Tori shook her head. “I don’t think so.” She grimaced. “All the girls at school are invited to Malorie’s house Friday night for a pizza party.”
“And you didn’t get invited?”
“Yes, I got invited, but I probably won’t go. They plan to stay up late eating pizza and chips and watching television—all the shows that are off limits at our house. I feel like a dweeb.”
“Do you really want to go, Tori?”
“Yes—and no. I’d like to be with the girls, but I’ve heard them talk about some of the late night shows. I don’t want to watch them—I’d just feel dumb and embarrassed and probably guilty. Why does it have to be like this? Why, when I try so hard to do what I’m supposed to, do I always have to do it alone?”

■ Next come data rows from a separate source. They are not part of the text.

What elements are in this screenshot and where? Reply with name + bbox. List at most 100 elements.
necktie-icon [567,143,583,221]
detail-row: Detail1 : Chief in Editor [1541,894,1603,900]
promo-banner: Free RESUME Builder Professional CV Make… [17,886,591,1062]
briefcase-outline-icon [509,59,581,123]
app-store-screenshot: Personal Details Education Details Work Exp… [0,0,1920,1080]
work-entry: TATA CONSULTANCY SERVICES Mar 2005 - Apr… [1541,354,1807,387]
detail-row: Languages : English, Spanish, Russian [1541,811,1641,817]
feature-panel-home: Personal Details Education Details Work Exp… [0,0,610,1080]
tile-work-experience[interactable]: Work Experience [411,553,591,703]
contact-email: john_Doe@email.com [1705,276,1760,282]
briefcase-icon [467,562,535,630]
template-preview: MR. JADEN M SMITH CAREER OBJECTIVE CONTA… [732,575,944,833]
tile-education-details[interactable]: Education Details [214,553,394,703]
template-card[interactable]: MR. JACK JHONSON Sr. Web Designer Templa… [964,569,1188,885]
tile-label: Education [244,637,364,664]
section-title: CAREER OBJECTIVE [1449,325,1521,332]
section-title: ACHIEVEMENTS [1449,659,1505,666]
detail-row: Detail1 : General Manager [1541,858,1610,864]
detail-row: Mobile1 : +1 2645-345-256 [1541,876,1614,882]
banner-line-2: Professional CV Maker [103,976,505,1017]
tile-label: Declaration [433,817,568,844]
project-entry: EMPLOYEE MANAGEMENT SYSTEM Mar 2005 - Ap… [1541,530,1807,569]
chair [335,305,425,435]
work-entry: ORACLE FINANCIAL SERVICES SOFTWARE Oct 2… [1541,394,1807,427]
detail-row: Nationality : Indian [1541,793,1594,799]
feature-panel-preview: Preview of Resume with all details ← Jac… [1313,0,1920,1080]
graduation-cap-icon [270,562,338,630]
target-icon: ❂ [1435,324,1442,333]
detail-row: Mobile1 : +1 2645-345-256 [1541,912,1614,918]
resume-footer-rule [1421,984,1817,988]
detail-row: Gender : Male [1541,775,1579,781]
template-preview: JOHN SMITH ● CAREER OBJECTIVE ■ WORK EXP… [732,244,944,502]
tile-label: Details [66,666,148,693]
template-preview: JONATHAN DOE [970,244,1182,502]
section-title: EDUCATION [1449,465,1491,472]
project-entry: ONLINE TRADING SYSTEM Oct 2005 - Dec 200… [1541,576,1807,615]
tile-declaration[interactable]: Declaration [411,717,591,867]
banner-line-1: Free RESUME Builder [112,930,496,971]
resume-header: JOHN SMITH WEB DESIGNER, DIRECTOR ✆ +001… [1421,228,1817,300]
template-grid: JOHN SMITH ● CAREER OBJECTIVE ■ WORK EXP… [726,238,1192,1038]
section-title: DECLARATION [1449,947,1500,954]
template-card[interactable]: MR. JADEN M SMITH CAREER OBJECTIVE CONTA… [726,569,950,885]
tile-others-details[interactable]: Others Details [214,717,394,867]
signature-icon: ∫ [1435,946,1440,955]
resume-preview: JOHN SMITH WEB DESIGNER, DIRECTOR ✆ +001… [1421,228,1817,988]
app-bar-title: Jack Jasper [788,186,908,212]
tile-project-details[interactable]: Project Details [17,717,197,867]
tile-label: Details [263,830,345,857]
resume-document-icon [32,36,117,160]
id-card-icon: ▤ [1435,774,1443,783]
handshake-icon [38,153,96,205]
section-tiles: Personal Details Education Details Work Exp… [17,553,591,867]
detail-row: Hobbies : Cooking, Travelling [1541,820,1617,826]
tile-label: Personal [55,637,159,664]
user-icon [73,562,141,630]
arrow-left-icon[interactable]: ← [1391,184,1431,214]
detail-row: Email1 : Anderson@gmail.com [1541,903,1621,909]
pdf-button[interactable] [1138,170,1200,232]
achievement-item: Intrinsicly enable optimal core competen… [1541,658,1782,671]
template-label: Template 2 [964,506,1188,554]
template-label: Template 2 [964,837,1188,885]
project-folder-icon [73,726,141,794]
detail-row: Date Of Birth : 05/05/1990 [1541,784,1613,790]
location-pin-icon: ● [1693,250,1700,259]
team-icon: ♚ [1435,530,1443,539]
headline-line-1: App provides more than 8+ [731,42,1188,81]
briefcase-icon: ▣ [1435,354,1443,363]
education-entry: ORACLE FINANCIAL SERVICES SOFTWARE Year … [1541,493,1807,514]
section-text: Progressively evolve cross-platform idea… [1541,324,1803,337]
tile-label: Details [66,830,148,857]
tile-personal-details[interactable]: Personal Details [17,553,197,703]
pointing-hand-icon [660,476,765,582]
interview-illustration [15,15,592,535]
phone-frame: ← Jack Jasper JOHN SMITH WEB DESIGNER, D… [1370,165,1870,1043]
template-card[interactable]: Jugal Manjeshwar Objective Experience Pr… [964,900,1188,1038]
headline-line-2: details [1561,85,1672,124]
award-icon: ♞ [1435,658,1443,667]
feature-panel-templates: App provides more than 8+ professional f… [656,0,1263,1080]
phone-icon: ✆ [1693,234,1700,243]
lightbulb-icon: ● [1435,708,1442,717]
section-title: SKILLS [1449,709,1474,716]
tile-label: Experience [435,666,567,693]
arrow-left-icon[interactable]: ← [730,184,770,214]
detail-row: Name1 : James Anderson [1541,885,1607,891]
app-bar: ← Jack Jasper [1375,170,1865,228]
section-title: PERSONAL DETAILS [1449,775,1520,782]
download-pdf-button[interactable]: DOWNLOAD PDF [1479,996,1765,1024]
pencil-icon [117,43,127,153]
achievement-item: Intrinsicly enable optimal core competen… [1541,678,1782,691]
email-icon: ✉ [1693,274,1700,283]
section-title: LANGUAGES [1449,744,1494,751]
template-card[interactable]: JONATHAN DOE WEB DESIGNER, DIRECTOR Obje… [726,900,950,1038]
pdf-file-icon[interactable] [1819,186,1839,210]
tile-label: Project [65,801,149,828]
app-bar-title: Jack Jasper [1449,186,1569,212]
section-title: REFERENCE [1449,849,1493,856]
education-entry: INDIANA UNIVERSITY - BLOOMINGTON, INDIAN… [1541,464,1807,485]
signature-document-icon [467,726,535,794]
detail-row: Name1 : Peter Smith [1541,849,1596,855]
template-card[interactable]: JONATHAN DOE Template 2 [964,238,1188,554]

Mother hugged Tori and said, “Why don’t you pray about this? I’m sure that there’s a solution to your problem.”
That evening Tori prayed, “Heavenly Father, I need Thy help. I need the courage to do what I know is right. I’d like an idea of how to help Pam and Ellen too.”
Before school started the next day, Ellen asked Tori if she was going to the party.
“I’ve decided not to go,” Tori said.
“I’m sorry you’re not coming to the party. I know it’s because your folks won’t let you.”
“It’s true that Dad and Mom don’t want me watching that stuff on TV, Ellen, but it’s more than that. Parties should be fun, and it’s not much fun being embarrassed and feeling ashamed.”
“You know what? I think your folks are trying to brainwash you—you know, trying to make you think what they want you to think.”
“I don’t think so, Ellen. But sometimes I wish they could wash my brain. Do you remember the dirty joke that Malorie told us a few weeks ago? It was disgusting, and I’ve had a hard time getting it out of my mind. I’ve decided that I don’t want to get any more thoughts in my head that shouldn’t be there, because they’re really hard to get out—OK?”
“OK.” Ellen turned away, but she hesitated briefly, then turned back. “Can we still be friends?”
“Yes, of course! I really want your friendship. You can come to my party next month—Dad says I can give one for my birthday. In fact, would you help me plan some fun games for it?”
Ellen thought for a moment. “Do you like to play board games?”
“I sure do!”
“You know, Tori, I bet my mom would let us make cereal treats this Friday and play games at my house. We don’t need to watch TV at Malorie’s house to have fun. I don’t really want any more of that stuff in my brain, either. Shall we ask Pam too? Then we can call Malorie and tell her we aren’t coming.”
“I thank Thee, Heavenly Father,” Tori whispered as she headed for her math class. “I thank Thee, very much.”